In the AFNORTH area, the whole of Denmark and north Norway remained occupied. A gentle movement of the Soviet administrative elements, with security troops and guard units, which was virtually all that had moved into Italy in the first few days of August, had begun out of the AFSOUTH area. By the end of the month the communist-dominated Italian government was on its own, to make what reconciliation would be found possible with its former allies under the Atlantic Treaty.

In the Central Region the early withdrawal of the Soviet divisions in the Krefeld Salient, following hard upon the opening of the NORTHAG counter-offensive of 15 August, was the beginning of an orderly rearward movement along the whole Warsaw Pact front, everywhere — except possibly in the extreme south — under firm Soviet tactical control. A concentration of four Soviet divisions north of Osnabruck, facing south, kept open the southern hinge of a door which might otherwise have closed upon Pact formations moving eastwards out of the Low Countries and the westernmost parts of the Federal Republic, harassed on their way by Allied air attack and the action of II British Corps but still in being. The Allied airhead round Bremen, which might have been the hinge of the northern half of NORTHAG’s door, was firmly contained by the enemy; it would be some time before mine clearance allowed access to it from the sea. In spite of persistent pressure from the south the gap between the Teutoburger Wald and the North Sea coast was never fully closed, and Pact formations were able to move through it eastwards, if only, for the most part, at night. Allied artillery fire caused heavy losses and, in spite of the occasional temporary establishment of local air superiority by Pact air forces, Allied air attack was frequently of devastating effectiveness. A dogged Soviet screen of tank and motorized divisions, however, was able to maintain a defensive front, and this, with the help of local counter-attacks, just held off the threat from the south to the rearward movement.

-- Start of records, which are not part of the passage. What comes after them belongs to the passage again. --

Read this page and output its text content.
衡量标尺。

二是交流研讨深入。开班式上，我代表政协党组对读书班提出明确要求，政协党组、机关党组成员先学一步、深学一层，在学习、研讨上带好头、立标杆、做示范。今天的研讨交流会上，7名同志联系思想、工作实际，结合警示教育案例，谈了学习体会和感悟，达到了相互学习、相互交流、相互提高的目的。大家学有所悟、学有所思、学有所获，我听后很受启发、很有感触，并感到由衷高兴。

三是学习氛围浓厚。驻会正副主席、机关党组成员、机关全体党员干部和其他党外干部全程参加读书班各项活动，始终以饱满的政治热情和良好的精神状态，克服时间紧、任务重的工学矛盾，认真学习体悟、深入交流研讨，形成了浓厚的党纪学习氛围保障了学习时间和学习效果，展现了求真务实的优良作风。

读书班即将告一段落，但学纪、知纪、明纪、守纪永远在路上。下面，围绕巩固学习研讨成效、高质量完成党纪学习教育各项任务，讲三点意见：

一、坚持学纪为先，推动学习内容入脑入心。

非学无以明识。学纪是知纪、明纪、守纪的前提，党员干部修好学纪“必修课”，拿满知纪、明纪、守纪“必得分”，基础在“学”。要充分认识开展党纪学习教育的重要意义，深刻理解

The Allied purpose was less to inflict a punishing defeat on the armies of the Warsaw Pact in the field than to get them off the territory of the Federal Republic as soon as possible, with the minimum of Allied loss and collateral damage. From the junction with NORTHAG, which was now on a line running north-east through Hildesheim, CENTAG maintained continuous heavy pressure on Pact formations moving eastwards (though with no further major set-piece battle) all the way south to the junction with SOUTHAG. By 18 August no troops of the Warsaw Pact were anywhere to be found in the CENTAG area, out of captivity, west of the Demarcation Line. It was clear, however, that an advance by Allied troops across the line into the GDR would be fiercely resisted, and orders to Allied Command Europe were for the present to hold hard.

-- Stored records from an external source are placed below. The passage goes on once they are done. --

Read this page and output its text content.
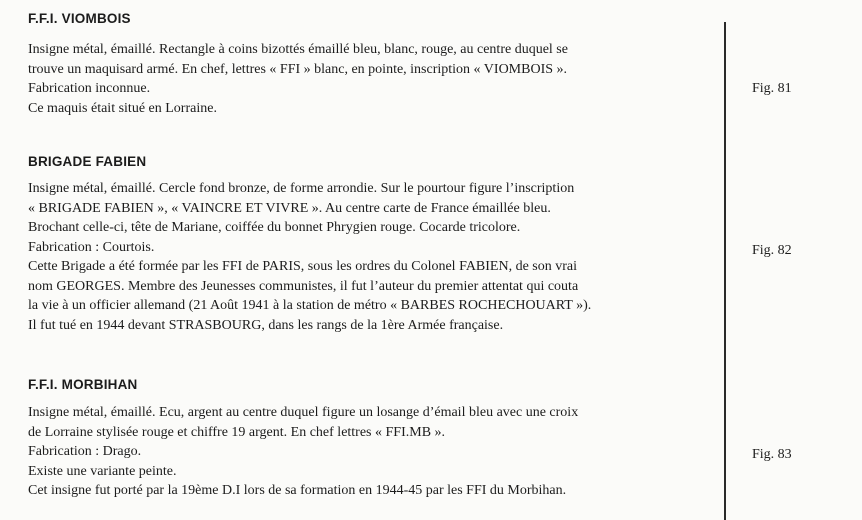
F.F.I. VIOMBOIS
Insigne métal, émaillé. Rectangle à coins bizottés émaillé bleu, blanc, rouge, au centre duquel se
trouve un maquisard armé. En chef, lettres « FFI » blanc, en pointe, inscription « VIOMBOIS ».
Fabrication inconnue.
Ce maquis était situé en Lorraine.
Fig. 81
BRIGADE FABIEN
Insigne métal, émaillé. Cercle fond bronze, de forme arrondie. Sur le pourtour figure l’inscription
« BRIGADE FABIEN », « VAINCRE ET VIVRE ». Au centre carte de France émaillée bleu.
Brochant celle-ci, tête de Mariane, coiffée du bonnet Phrygien rouge. Cocarde tricolore.
Fabrication : Courtois.
Cette Brigade a été formée par les FFI de PARIS, sous les ordres du Colonel FABIEN, de son vrai
nom GEORGES. Membre des Jeunesses communistes, il fut l’auteur du premier attentat qui couta
la vie à un officier allemand (21 Août 1941 à la station de métro « BARBES ROCHECHOUART »).
Il fut tué en 1944 devant STRASBOURG, dans les rangs de la 1ère Armée française.
Fig. 82
F.F.I. MORBIHAN
Insigne métal, émaillé. Ecu, argent au centre duquel figure un losange d’émail bleu avec une croix
de Lorraine stylisée rouge et chiffre 19 argent. En chef lettres « FFI.MB ».
Fabrication : Drago.
Existe une variante peinte.
Cet insigne fut porté par la 19ème D.I lors de sa formation en 1944-45 par les FFI du Morbihan.
Fig. 83
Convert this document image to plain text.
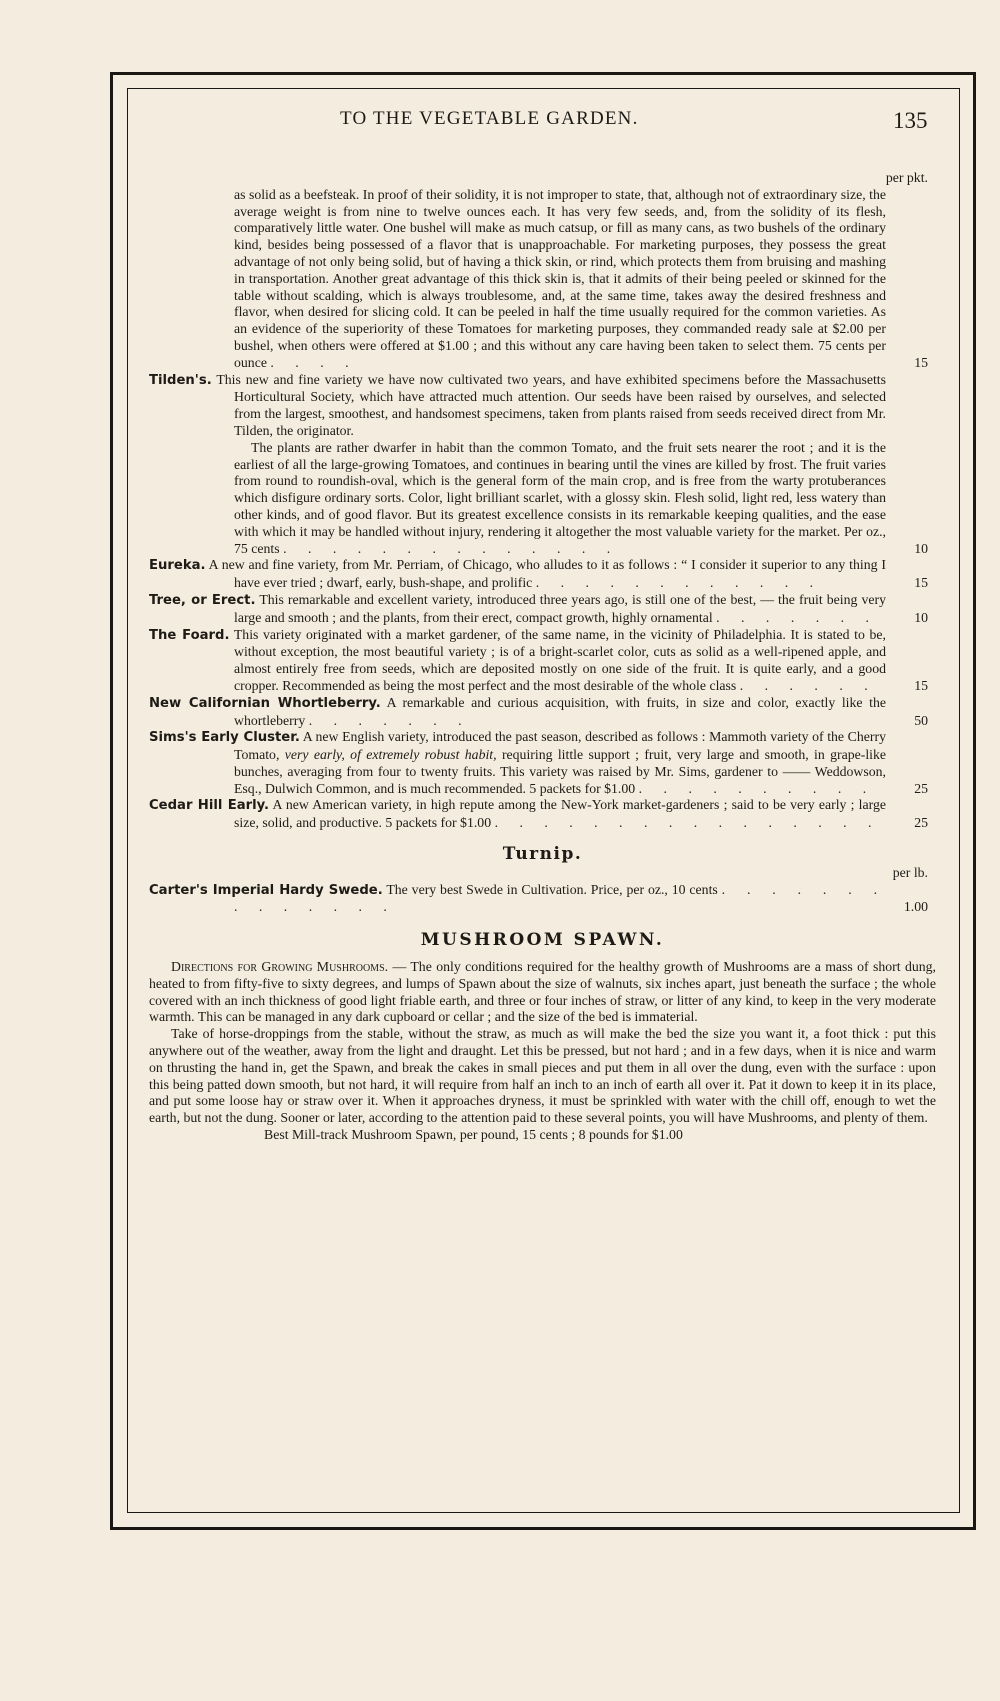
TO THE VEGETABLE GARDEN.	135
per pkt.
as solid as a beefsteak. In proof of their solidity, it is not improper to state, that, although not of extraordinary size, the average weight is from nine to twelve ounces each. It has very few seeds, and, from the solidity of its flesh, comparatively little water. One bushel will make as much catsup, or fill as many cans, as two bushels of the ordinary kind, besides being possessed of a flavor that is unapproachable. For marketing purposes, they possess the great advantage of not only being solid, but of having a thick skin, or rind, which protects them from bruising and mashing in transportation. Another great advantage of this thick skin is, that it admits of their being peeled or skinned for the table without scalding, which is always troublesome, and, at the same time, takes away the desired freshness and flavor, when desired for slicing cold. It can be peeled in half the time usually required for the common varieties. As an evidence of the superiority of these Tomatoes for marketing purposes, they commanded ready sale at $2.00 per bushel, when others were offered at $1.00 ; and this without any care having been taken to select them. 75 cents per ounce . . . .	15
Tilden's. This new and fine variety we have now cultivated two years, and have exhibited specimens before the Massachusetts Horticultural Society, which have attracted much attention. Our seeds have been raised by ourselves, and selected from the largest, smoothest, and handsomest specimens, taken from plants raised from seeds received direct from Mr. Tilden, the originator.
The plants are rather dwarfer in habit than the common Tomato, and the fruit sets nearer the root ; and it is the earliest of all the large-growing Tomatoes, and continues in bearing until the vines are killed by frost. The fruit varies from round to roundish-oval, which is the general form of the main crop, and is free from the warty protuberances which disfigure ordinary sorts. Color, light brilliant scarlet, with a glossy skin. Flesh solid, light red, less watery than other kinds, and of good flavor. But its greatest excellence consists in its remarkable keeping qualities, and the ease with which it may be handled without injury, rendering it altogether the most valuable variety for the market. Per oz., 75 cents . . . . . . . . . . . . . .	10
Eureka. A new and fine variety, from Mr. Perriam, of Chicago, who alludes to it as follows : “ I consider it superior to any thing I have ever tried ; dwarf, early, bush-shape, and prolific . . . . . . . . . . . .	15
Tree, or Erect. This remarkable and excellent variety, introduced three years ago, is still one of the best, — the fruit being very large and smooth ; and the plants, from their erect, compact growth, highly ornamental . . . . . . .	10
The Foard. This variety originated with a market gardener, of the same name, in the vicinity of Philadelphia. It is stated to be, without exception, the most beautiful variety ; is of a bright-scarlet color, cuts as solid as a well-ripened apple, and almost entirely free from seeds, which are deposited mostly on one side of the fruit. It is quite early, and a good cropper. Recommended as being the most perfect and the most desirable of the whole class . . . . . .	15
New Californian Whortleberry. A remarkable and curious acquisition, with fruits, in size and color, exactly like the whortleberry . . . . . . .	50
Sims's Early Cluster. A new English variety, introduced the past season, described as follows : Mammoth variety of the Cherry Tomato, very early, of extremely robust habit, requiring little support ; fruit, very large and smooth, in grape-like bunches, averaging from four to twenty fruits. This variety was raised by Mr. Sims, gardener to —— Weddowson, Esq., Dulwich Common, and is much recommended. 5 packets for $1.00 . . . . . . . . . .	25
Cedar Hill Early. A new American variety, in high repute among the New-York market-gardeners ; said to be very early ; large size, solid, and productive. 5 packets for $1.00 . . . . . . . . . . . . . . . . 25
Turnip.
per lb.
Carter's Imperial Hardy Swede. The very best Swede in Cultivation. Price, per oz., 10 cents . . . . . . . . . . . . . .	1.00
MUSHROOM SPAWN.
Directions for Growing Mushrooms. — The only conditions required for the healthy growth of Mushrooms are a mass of short dung, heated to from fifty-five to sixty degrees, and lumps of Spawn about the size of walnuts, six inches apart, just beneath the surface ; the whole covered with an inch thickness of good light friable earth, and three or four inches of straw, or litter of any kind, to keep in the very moderate warmth. This can be managed in any dark cupboard or cellar ; and the size of the bed is immaterial.
Take of horse-droppings from the stable, without the straw, as much as will make the bed the size you want it, a foot thick : put this anywhere out of the weather, away from the light and draught. Let this be pressed, but not hard ; and in a few days, when it is nice and warm on thrusting the hand in, get the Spawn, and break the cakes in small pieces and put them in all over the dung, even with the surface : upon this being patted down smooth, but not hard, it will require from half an inch to an inch of earth all over it. Pat it down to keep it in its place, and put some loose hay or straw over it. When it approaches dryness, it must be sprinkled with water with the chill off, enough to wet the earth, but not the dung. Sooner or later, according to the attention paid to these several points, you will have Mushrooms, and plenty of them.
Best Mill-track Mushroom Spawn, per pound, 15 cents ; 8 pounds for $1.00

In north Germany the position was rather more complicated. Bremen was relieved by 20 August. On the 23rd the forces of the Pact had consolidated everywhere along the Demarcation Line except in the vicinity of Hamburg. Here the River Elbe was the front. Hamburg, its declaration by the Senat as an open city notwithstanding, had been occupied by the Russians. In order to avoid further harm to a city so far very little damaged and the loss of civilian life, no attempt was as yet being made by the Allies to take it back.